La questione dei marketplace asiatici (Temu, Shein…)

Infine, consentitemi un passaggio su un tema complesso e delicato di questa trasformazione, che riguarda i marketplace asiatici, come Aliexpress, Temu e Shein. Queste piattaforme che hanno conquistato milioni di consumatori europei con prezzi competitivi e un’offerta apparentemente infinita rappresentano forse la vera sfida per il regolamento, proprio perché operano (su scala globale) con standard di sicurezza e conformità distanti da quelli richiesti dall’Unione Europea. La facilità con cui questi prodotti entrano nel mercato europeo rende difficile garantire controlli rigorosi e impedire che merci non conformi raggiungano i consumatori.

È evidente che la questione non si limita alla concorrenza sleale. Si tratta di proteggere i cittadini europei da prodotti che, in molti casi, non rispettano i requisiti minimi di sicurezza, mettendo a rischio non solo la salute, ma anche la fiducia verso l’intero sistema di commercio digitale. Il regolamento affronta questa sfida con misure che obbligano le piattaforme a verificare la tracciabilità e la conformità dei prodotti venduti, ma il lavoro è tutt’altro che concluso.

Serve una collaborazione più stretta tra le autorità europee, i doganieri e le piattaforme stesse per prevenire abusi e garantire che ogni prodotto venduto sul mercato europeo rispetti le norme. E d’altro canto, non si può ignorare il ruolo dei consumatori nello scenario del mercato Europa-Asia. La popolarità di questi marketplace dimostra che il prezzo e la convenienza spesso prevalgono sulla qualità e sulla sicurezza percepita.

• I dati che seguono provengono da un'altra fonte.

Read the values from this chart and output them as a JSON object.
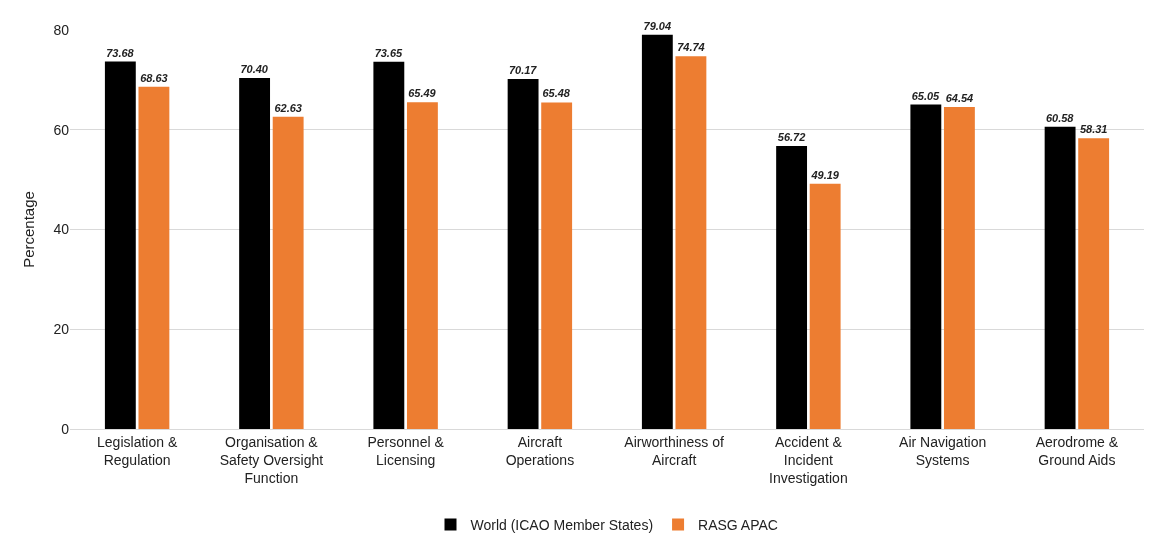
{
  "chart_data": {
    "type": "bar",
    "ylabel": "Percentage",
    "categories": [
      "Legislation &\nRegulation",
      "Organisation &\nSafety Oversight\nFunction",
      "Personnel &\nLicensing",
      "Aircraft\nOperations",
      "Airworthiness of\nAircraft",
      "Accident &\nIncident\nInvestigation",
      "Air Navigation\nSystems",
      "Aerodrome &\nGround Aids"
    ],
    "series": [
      {
        "name": "World (ICAO Member States)",
        "color": "#000000",
        "values": [
          73.68,
          70.4,
          73.65,
          70.17,
          79.04,
          56.72,
          65.05,
          60.58
        ],
        "value_labels": [
          "73.68",
          "70.40",
          "73.65",
          "70.17",
          "79.04",
          "56.72",
          "65.05",
          "60.58"
        ]
      },
      {
        "name": "RASG APAC",
        "color": "#ed7d31",
        "values": [
          68.63,
          62.63,
          65.49,
          65.48,
          74.74,
          49.19,
          64.54,
          58.31
        ],
        "value_labels": [
          "68.63",
          "62.63",
          "65.49",
          "65.48",
          "74.74",
          "49.19",
          "64.54",
          "58.31"
        ]
      }
    ],
    "ylim": [
      0,
      80
    ],
    "yticks": [
      0,
      20,
      40,
      60,
      80
    ],
    "grid": "y",
    "legend": "bottom"
  }
}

Il comportamento consapevole degli utenti, vera chiave del cambiamento

È qui che l’educazione e la consapevolezza diventano decisive. I consumatori devono essere messi in grado di riconoscere i rischi associati a prodotti troppo economici o provenienti da canali poco trasparenti. Il regolamento, con i suoi strumenti di informazione e segnalazione, offre una base solida, ma sarà il comportamento consapevole degli utenti a fare davvero la differenza. In questa partita, il futuro della sicurezza dei prodotti dipende tanto dalla normativa quanto dalle scelte quotidiane di chi acquista che, a sua volta, come già detto, dev’essere oggetto di campagne di sensibilizzazione ed educazione.

E allora, infine, torniamo lì: alla circolarità del sistema. Non basta introdurre norme stringenti. La loro efficacia dipenderà dalla collaborazione tra tutti gli attori coinvolti. Consumatori, aziende e autorità non possono agire come entità isolate. La sicurezza dei prodotti diventa un obiettivo comune che richiede dialogo, trasparenza e una visione condivisa. Ogni richiamo, ogni segnalazione e ogni verifica devono essere visti come parte di un meccanismo più grande, progettato per proteggere non solo il singolo cittadino, ma anche l’integrità del mercato europeo.

Mi piace pensare a questo regolamento non come una serie di articoli legislativi, ma come una vera e propria dichiarazione d’intenti. Un’Europa che vuole proteggere i propri cittadini, garantire un mercato equo e rafforzare la fiducia reciproca. Bellissimo.